Malgré le mal qui s’insinue dans son corps, malgré les méditations et réflexions que suscite sa propre maladie, le poète garde l’œil ouvert sur la maladie du siècle, celle qui menace la planète : « le plastique en suspension dans les océans ». C’est presque d’une voix toute douce qu’il s’écrie et s’indigne : « hier c’est encore demain / la misère, mondiale // tellement de trop et de pas assez // maintenant : une mer en furie // de pleins bateaux de réfugiés traversent les écrans / poussés dans le vide par la prochaine information // la respiration artificielle ». Aucun poème du recueil ne sera beaucoup plus long que celui-ci. Tous disent quelque chose de substantiel et si le poète, par endroits, se fait plus léger, c’est que dans la menace des sombres présages, rien ne vaut l’envol d’un cerf-volant : il faut savoir s’amuser quand on se sait condamné. Des trouvailles verbales sont des pirouettes, des sursauts de vie auxquels consent un grabataire : « la langue sur une boule de rêve glacé ». Mais un mot d’esprit n’est pas forcément gratuit : « les doigts sur le clavier / se sauver en rattrapant la beauté du monde // même Bach fait des fugues ». Qui ne voit pas ici la finesse de ces doubles sens ? Se sauver, c’est fuir une menace, c’est aussi se soigner, échapper plus ou moins au mal dévastateur en lui opposant la beauté qui toujours plus loin s’éloigne de nous. Quant aux fugues de Bach, belles représentantes de la beauté s’il en est, elles aussi ont partie liée avec l’écriture enjouée où le poète trouve refuge. Notre ami Martin tout en souriant nous donne à penser et le fait de manière créative : « et si le divin et le néant n’habitaient que l’imagination ? »

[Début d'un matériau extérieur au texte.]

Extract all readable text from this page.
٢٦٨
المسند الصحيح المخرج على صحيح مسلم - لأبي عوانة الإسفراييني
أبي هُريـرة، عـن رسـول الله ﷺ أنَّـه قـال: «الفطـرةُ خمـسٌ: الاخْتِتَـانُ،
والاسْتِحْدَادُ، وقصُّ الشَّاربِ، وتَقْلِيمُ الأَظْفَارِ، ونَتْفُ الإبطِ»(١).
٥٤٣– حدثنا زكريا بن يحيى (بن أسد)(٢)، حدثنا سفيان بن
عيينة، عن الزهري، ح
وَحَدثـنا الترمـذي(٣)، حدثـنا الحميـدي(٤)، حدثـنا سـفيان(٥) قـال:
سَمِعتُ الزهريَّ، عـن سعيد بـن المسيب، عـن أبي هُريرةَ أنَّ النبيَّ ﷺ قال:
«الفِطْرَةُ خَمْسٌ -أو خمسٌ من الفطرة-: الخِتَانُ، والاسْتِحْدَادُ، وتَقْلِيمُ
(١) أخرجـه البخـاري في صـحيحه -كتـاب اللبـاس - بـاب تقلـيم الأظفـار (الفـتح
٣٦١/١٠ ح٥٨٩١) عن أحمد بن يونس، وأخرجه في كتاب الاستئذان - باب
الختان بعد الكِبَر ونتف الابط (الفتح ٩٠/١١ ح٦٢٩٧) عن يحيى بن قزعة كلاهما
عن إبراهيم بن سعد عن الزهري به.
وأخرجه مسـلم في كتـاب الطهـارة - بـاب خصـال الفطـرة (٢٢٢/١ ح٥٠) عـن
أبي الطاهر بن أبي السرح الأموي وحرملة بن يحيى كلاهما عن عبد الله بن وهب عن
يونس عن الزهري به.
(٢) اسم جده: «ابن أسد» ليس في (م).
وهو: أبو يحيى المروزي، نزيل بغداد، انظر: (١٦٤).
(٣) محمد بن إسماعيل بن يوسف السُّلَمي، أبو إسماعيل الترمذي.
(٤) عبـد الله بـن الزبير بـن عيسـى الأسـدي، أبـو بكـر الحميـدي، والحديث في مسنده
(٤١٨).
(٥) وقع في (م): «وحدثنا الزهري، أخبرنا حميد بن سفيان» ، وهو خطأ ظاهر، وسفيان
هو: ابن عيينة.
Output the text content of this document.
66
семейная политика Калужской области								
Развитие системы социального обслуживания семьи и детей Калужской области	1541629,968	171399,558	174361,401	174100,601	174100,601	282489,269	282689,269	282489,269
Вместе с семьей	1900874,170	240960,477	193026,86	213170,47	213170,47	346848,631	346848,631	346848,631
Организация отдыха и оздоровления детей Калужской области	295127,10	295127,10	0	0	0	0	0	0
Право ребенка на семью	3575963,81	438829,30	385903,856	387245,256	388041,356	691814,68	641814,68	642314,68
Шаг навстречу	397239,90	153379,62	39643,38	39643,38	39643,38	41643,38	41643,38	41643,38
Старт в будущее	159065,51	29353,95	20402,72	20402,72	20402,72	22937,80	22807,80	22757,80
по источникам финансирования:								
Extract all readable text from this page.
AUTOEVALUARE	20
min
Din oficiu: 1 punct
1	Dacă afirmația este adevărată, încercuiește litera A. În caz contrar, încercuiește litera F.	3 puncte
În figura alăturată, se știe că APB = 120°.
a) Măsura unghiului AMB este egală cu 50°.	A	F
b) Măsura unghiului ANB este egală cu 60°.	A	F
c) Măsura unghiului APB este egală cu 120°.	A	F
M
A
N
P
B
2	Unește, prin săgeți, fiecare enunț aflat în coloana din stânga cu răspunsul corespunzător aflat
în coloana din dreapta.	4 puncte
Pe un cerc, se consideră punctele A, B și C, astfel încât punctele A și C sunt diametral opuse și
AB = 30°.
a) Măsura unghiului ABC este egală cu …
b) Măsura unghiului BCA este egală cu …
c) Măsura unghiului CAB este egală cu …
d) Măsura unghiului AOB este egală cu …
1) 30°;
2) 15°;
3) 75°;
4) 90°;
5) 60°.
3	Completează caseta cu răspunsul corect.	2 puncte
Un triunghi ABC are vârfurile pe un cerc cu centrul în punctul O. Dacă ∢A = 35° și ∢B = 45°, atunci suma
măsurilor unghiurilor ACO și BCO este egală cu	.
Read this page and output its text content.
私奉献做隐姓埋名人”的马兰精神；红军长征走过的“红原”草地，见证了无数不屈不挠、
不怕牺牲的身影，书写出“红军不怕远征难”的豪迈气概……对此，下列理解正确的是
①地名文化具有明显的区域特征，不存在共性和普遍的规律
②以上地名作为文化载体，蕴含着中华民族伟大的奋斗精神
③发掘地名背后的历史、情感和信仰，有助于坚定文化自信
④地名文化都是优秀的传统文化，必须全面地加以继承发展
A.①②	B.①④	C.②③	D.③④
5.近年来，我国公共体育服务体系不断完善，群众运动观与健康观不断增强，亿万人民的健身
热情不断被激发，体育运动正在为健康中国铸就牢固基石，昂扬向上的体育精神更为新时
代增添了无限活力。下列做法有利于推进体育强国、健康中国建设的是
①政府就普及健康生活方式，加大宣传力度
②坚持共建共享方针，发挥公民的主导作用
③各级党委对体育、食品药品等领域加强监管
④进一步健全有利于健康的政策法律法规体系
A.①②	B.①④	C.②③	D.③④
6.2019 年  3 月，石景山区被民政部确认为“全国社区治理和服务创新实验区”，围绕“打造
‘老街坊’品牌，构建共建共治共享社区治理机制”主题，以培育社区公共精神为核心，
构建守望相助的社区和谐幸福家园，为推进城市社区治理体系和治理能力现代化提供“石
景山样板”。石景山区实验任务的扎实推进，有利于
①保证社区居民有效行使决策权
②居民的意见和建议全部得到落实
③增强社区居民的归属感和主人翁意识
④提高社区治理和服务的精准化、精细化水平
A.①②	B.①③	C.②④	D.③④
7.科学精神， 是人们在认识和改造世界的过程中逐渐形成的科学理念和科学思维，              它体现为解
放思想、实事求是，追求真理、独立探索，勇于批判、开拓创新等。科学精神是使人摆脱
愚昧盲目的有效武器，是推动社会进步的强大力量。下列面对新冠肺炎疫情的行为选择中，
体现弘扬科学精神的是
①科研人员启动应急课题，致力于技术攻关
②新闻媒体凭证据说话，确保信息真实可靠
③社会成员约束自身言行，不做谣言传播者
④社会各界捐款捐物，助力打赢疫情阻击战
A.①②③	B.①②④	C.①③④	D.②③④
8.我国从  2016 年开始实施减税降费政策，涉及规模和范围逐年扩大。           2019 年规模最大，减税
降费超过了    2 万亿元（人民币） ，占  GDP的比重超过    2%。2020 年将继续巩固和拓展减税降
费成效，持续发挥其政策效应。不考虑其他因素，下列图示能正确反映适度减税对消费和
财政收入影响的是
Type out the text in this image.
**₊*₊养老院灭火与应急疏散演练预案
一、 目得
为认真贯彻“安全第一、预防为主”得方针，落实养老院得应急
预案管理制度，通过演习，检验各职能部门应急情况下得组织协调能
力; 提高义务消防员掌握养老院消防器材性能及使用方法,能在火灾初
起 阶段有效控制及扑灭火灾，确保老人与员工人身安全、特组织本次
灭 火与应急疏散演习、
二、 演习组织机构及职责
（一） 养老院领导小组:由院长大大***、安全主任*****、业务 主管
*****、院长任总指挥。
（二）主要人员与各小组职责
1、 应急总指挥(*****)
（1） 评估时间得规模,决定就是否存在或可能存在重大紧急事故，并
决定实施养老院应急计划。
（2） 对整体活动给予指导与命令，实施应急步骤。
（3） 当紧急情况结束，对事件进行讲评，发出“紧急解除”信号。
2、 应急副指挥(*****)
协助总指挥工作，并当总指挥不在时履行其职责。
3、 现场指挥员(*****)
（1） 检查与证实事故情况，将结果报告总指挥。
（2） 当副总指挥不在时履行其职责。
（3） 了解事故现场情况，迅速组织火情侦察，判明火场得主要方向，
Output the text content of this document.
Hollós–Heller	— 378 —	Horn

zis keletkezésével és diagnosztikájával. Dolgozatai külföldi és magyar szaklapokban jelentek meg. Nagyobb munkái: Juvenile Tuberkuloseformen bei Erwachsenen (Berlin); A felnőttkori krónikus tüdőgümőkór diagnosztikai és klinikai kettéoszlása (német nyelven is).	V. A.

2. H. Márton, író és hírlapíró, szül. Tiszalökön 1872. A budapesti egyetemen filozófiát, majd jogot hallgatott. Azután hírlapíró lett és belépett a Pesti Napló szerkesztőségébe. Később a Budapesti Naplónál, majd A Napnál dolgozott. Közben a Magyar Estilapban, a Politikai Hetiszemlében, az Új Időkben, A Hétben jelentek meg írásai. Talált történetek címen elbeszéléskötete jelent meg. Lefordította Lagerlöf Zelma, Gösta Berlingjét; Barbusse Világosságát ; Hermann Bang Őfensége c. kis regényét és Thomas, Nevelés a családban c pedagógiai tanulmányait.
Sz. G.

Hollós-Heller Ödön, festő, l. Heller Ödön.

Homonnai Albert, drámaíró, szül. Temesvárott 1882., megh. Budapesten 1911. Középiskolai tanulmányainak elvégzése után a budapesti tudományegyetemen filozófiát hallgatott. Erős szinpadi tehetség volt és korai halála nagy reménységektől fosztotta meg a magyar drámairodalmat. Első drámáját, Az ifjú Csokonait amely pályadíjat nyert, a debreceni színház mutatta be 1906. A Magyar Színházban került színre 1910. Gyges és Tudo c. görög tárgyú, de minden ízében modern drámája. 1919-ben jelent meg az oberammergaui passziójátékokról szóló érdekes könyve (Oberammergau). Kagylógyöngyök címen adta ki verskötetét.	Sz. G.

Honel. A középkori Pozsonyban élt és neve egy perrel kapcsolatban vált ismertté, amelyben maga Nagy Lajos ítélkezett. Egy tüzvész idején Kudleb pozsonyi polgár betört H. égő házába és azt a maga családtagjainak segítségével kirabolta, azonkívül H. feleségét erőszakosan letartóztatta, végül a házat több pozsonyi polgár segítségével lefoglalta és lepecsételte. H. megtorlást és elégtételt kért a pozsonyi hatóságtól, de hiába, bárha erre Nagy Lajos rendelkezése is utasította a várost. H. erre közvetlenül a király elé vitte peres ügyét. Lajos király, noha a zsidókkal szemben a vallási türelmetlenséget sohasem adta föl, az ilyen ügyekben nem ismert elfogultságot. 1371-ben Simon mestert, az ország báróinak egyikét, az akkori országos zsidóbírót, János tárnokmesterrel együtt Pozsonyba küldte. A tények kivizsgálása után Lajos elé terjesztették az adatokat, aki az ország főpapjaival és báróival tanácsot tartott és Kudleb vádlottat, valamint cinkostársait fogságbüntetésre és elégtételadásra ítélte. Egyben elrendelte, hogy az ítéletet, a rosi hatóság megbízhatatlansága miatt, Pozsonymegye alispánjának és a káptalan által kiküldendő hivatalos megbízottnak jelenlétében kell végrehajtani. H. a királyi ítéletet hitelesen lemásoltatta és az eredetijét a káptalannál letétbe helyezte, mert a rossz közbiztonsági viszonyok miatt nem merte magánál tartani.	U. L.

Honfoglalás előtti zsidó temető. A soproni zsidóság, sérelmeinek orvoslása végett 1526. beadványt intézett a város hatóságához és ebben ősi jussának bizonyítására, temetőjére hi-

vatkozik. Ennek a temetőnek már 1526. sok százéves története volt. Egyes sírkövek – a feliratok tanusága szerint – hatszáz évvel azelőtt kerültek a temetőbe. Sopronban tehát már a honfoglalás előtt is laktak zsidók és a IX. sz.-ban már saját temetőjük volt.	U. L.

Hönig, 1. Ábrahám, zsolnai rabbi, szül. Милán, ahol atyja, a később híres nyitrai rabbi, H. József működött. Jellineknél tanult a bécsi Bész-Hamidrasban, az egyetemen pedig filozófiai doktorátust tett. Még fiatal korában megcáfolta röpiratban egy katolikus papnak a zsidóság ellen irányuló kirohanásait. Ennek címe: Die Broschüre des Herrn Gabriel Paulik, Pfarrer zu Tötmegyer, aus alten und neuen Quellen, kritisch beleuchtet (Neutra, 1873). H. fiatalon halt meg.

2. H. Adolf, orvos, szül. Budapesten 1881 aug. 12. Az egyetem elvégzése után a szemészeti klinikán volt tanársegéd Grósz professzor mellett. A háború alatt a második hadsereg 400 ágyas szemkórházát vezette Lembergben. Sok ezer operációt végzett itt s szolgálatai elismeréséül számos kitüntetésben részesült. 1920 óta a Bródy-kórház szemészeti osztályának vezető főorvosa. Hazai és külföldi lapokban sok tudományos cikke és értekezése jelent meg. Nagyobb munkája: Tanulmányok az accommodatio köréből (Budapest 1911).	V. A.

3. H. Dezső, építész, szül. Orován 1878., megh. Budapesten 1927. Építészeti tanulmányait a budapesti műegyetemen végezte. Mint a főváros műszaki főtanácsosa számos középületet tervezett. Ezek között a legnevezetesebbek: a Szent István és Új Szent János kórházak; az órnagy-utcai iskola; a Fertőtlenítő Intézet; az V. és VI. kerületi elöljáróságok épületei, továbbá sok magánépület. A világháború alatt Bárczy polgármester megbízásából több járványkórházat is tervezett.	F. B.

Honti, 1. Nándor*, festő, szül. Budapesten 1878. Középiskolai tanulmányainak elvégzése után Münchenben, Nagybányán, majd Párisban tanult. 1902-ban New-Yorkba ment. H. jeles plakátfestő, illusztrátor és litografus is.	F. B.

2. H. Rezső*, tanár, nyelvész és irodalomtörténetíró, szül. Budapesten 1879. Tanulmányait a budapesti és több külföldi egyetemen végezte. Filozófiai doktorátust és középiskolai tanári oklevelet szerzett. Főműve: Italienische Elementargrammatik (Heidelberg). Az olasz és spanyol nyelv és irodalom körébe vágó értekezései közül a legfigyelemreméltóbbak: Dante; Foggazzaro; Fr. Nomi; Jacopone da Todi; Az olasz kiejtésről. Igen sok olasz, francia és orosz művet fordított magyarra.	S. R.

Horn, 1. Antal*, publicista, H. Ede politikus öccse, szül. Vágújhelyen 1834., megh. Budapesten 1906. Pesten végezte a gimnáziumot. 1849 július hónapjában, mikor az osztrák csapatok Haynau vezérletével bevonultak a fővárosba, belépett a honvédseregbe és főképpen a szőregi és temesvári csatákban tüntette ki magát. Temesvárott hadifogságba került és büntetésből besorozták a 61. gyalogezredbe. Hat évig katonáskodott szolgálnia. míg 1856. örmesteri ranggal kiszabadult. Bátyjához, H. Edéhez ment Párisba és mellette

La deuxième partie a pour titre « Regarder sous les bateaux ». On y trouve les poèmes les plus courts du recueil. À l’exception de deux poèmes qui ne contiennent que deux vers, ses douze poèmes se présentent sous la forme suivante : un distique + un vers, ou encore, un vers suivi d’une strophe qui en compte deux. Encore une fois, le poète s’accorde le plaisir d’écrire des choses profondes en donnant à sa parole une tournure saisissante : « on voit jusqu’à l’insomnie la peur de ne pas se réveiller ».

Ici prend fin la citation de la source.